Network Transfer Cost Comparison

Cloud egress example (S3, 100 GB data transferred 10 times):

CodecCompressed SizeTransfer Cost (10×)Total Cost
none100 GB100 GB × 10 × $0.09 = $90$90
lz442 GB42 GB × 10 × $0.09 = $37.80$37.80
zstd(3)28 GB28 GB × 10 × $0.09 = $25.20$25.20
zstd(10)24 GB24 GB × 10 × $0.09 = $21.60$21.60
bzip219 GB19 GB × 10 × $0.09 = $17.10$17.10

Savings:

  • lz4: 58% reduction vs uncompressed ($52.20 saved)
  • zstd(3): 72% reduction ($64.80 saved)
  • bzip2: 81% reduction ($72.90 saved, but slow)

For cloud workloads, compression significantly reduces bandwidth costs.

Filter Pipeline (Transformations)

Filters transform data before compression to improve efficiency.

Shuffle Filter

Reorder bytes to group similar values.

How it works:

Original (interleaved):
  float64 array [1.0, 2.0, 3.0]
  Bytes: [b0_1, b1_1, ..., b7_1, b0_2, b1_2, ..., b7_2, b0_3, ...]

Shuffled (grouped by byte position):
  Bytes: [b0_1, b0_2, b0_3, b1_1, b1_2, b1_3, ..., b7_1, b7_2, b7_3]

Result: Similar bytes clustered  better compression

Configuration:

# v2: implicit shuffle filter
{:ok, array} = ExZarr.create(
  shape: {1000, 1000},
  chunks: {100, 100},
  dtype: :float64,
  filters: [{:shuffle, [elementsize: 8]}],  # 8 bytes = float64
  compressor: :zlib,
  zarr_version: 2
)

# v3: explicit shuffle in pipeline
{:ok, array} = ExZarr.create(
  shape: {1000, 1000},
  chunks: {100, 100},
  dtype: :float64,
  codecs: [
    %{name: "shuffle", configuration: %{elementsize: 8}},
    %{name: "bytes"},
    %{name: "zstd", configuration: %{level: 5}}
  ],
  zarr_version: 3
)

When to use:

  • Typed arrays (float32, float64, int32, etc.)
  • Numerical data with patterns
  • Scientific measurements

Impact example:

1 GB float64 array (random data):
- Without shuffle + zlib: 980 MB (2% reduction)
- With shuffle + zlib: 310 MB (69% reduction)

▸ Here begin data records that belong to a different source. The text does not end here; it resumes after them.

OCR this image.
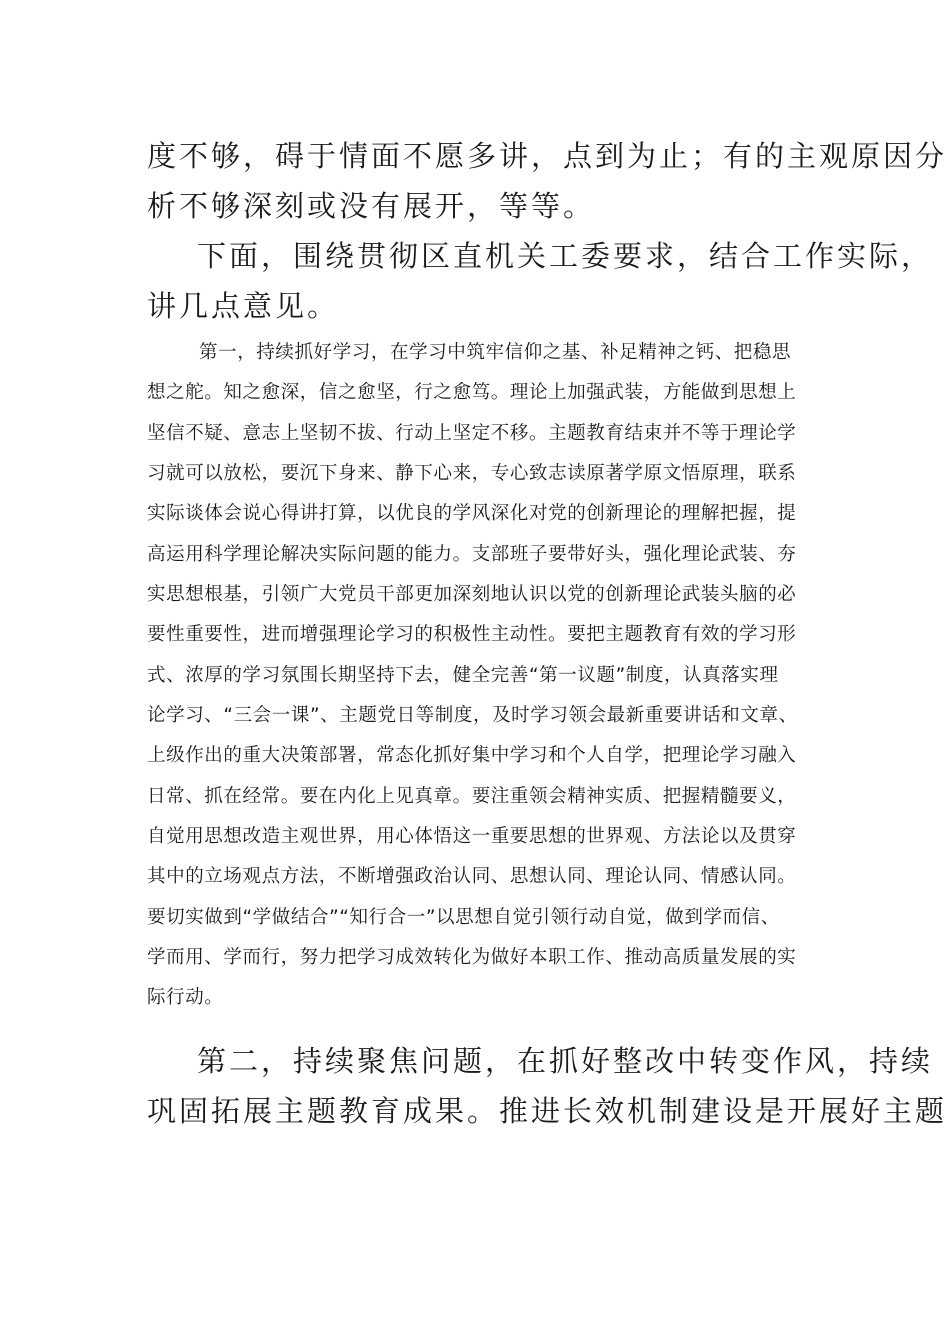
度不够，碍于情面不愿多讲，点到为止；有的主观原因分

析不够深刻或没有展开，等等。

下面，围绕贯彻区直机关工委要求，结合工作实际，

讲几点意见。

第一，持续抓好学习，在学习中筑牢信仰之基、补足精神之钙、把稳思

想之舵。知之愈深，信之愈坚，行之愈笃。理论上加强武装，方能做到思想上

坚信不疑、意志上坚韧不拔、行动上坚定不移。主题教育结束并不等于理论学

习就可以放松，要沉下身来、静下心来，专心致志读原著学原文悟原理，联系

实际谈体会说心得讲打算，以优良的学风深化对党的创新理论的理解把握，提

高运用科学理论解决实际问题的能力。支部班子要带好头，强化理论武装、夯

实思想根基，引领广大党员干部更加深刻地认识以党的创新理论武装头脑的必

要性重要性，进而增强理论学习的积极性主动性。要把主题教育有效的学习形

式、浓厚的学习氛围长期坚持下去，健全完善“第一议题”制度，认真落实理

论学习、“三会一课”、主题党日等制度，及时学习领会最新重要讲话和文章、

上级作出的重大决策部署，常态化抓好集中学习和个人自学，把理论学习融入

日常、抓在经常。要在内化上见真章。要注重领会精神实质、把握精髓要义，

自觉用思想改造主观世界，用心体悟这一重要思想的世界观、方法论以及贯穿

其中的立场观点方法，不断增强政治认同、思想认同、理论认同、情感认同。

要切实做到“学做结合”“知行合一”以思想自觉引领行动自觉，做到学而信、

学而用、学而行，努力把学习成效转化为做好本职工作、推动高质量发展的实

际行动。

第二，持续聚焦问题，在抓好整改中转变作风，持续

巩固拓展主题教育成果。推进长效机制建设是开展好主题
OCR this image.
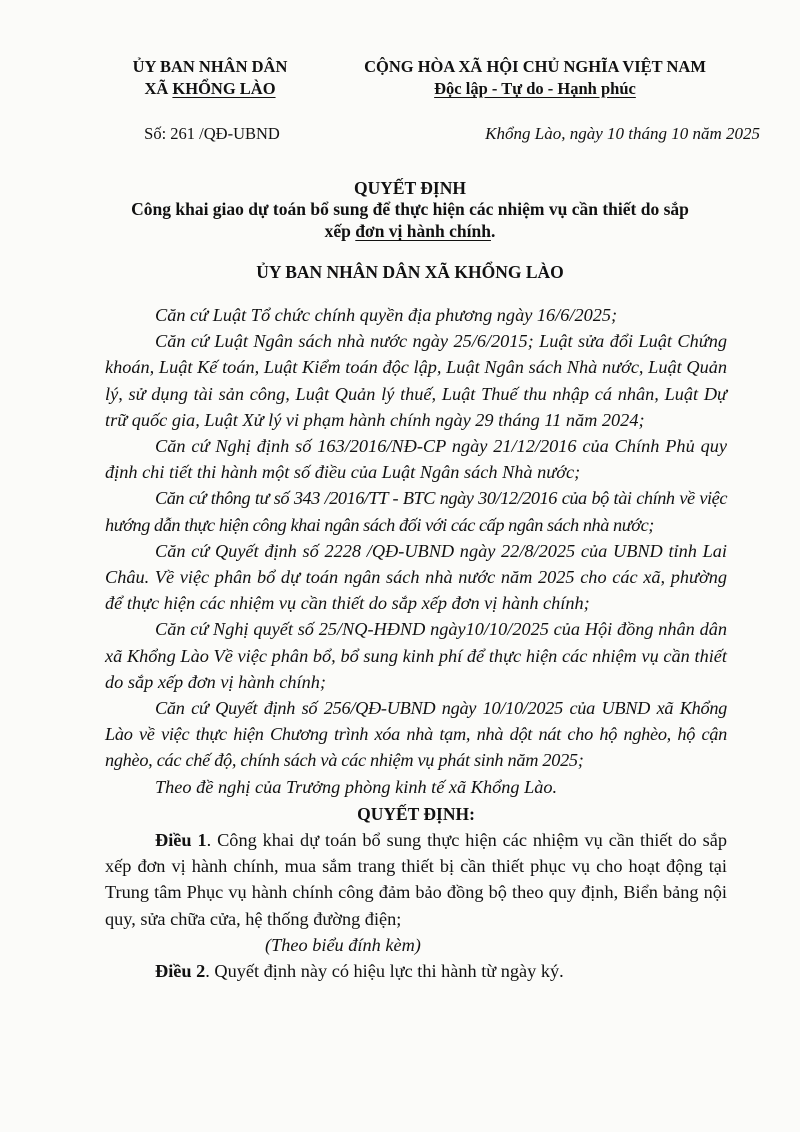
ỦY BAN NHÂN DÂN
XÃ KHỔNG LÀO
CỘNG HÒA XÃ HỘI CHỦ NGHĨA VIỆT NAM
Độc lập - Tự do - Hạnh phúc
Số: 261 /QĐ-UBND	Khổng Lào, ngày 10 tháng 10 năm 2025
QUYẾT ĐỊNH
Công khai giao dự toán bổ sung để thực hiện các nhiệm vụ cần thiết do sắp
xếp đơn vị hành chính.
ỦY BAN NHÂN DÂN XÃ KHỔNG LÀO

Căn cứ Luật Tổ chức chính quyền địa phương ngày 16/6/2025;

Căn cứ Luật Ngân sách nhà nước ngày 25/6/2015; Luật sửa đổi Luật Chứng khoán, Luật Kế toán, Luật Kiểm toán độc lập, Luật Ngân sách Nhà nước, Luật Quản lý, sử dụng tài sản công, Luật Quản lý thuế, Luật Thuế thu nhập cá nhân, Luật Dự trữ quốc gia, Luật Xử lý vi phạm hành chính ngày 29 tháng 11 năm 2024;

Căn cứ Nghị định số 163/2016/NĐ-CP ngày 21/12/2016 của Chính Phủ quy định chi tiết thi hành một số điều của Luật Ngân sách Nhà nước;

Căn cứ thông tư số 343 /2016/TT - BTC ngày 30/12/2016 của bộ tài chính về việc hướng dẫn thực hiện công khai ngân sách đối với các cấp ngân sách nhà nước;

Căn cứ Quyết định số 2228 /QĐ-UBND ngày 22/8/2025 của UBND tỉnh Lai Châu. Về việc phân bổ dự toán ngân sách nhà nước năm 2025 cho các xã, phường để thực hiện các nhiệm vụ cần thiết do sắp xếp đơn vị hành chính;

Căn cứ Nghị quyết số 25/NQ-HĐND ngày10/10/2025 của Hội đồng nhân dân xã Khổng Lào Về việc phân bổ, bổ sung kinh phí để thực hiện các nhiệm vụ cần thiết do sắp xếp đơn vị hành chính;

Căn cứ Quyết định số 256/QĐ-UBND ngày 10/10/2025 của UBND xã Khổng Lào về việc thực hiện Chương trình xóa nhà tạm, nhà dột nát cho hộ nghèo, hộ cận nghèo, các chế độ, chính sách và các nhiệm vụ phát sinh năm 2025;

Theo đề nghị của Trưởng phòng kinh tế xã Khổng Lào.

QUYẾT ĐỊNH:

Điều 1. Công khai dự toán bổ sung thực hiện các nhiệm vụ cần thiết do sắp xếp đơn vị hành chính, mua sắm trang thiết bị cần thiết phục vụ cho hoạt động tại Trung tâm Phục vụ hành chính công đảm bảo đồng bộ theo quy định, Biển bảng nội quy, sửa chữa cửa, hệ thống đường điện;

(Theo biểu đính kèm)

Điều 2. Quyết định này có hiệu lực thi hành từ ngày ký.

Shuffle enables compression by grouping similar bytes.

Delta Filter

Encode differences between adjacent values.

How it works:

Original: [100, 101, 102, 103, 104, 105]
Delta:    [100,   1,   1,   1,   1,   1]

Smaller values  better compression

Configuration:

# v2: delta filter
{:ok, array} = ExZarr.create(
  shape: {100000},
  chunks: {1000},
  dtype: :int32,
  filters: [{:delta, [dtype: :int32]}],
  compressor: :zstd,
  zarr_version: 2
)

When to use:

  • Time-series data (temperature, stock prices)
  • Monotonically increasing sequences (timestamps, IDs)
  • Smooth gradients (simulation results)

Impact example:

Temperature time-series (10,000 values):
  Original: [20.1, 20.2, 20.3, 20.2, 20.4, ...]
  Delta: [20.1, 0.1, 0.1, -0.1, 0.2, ...]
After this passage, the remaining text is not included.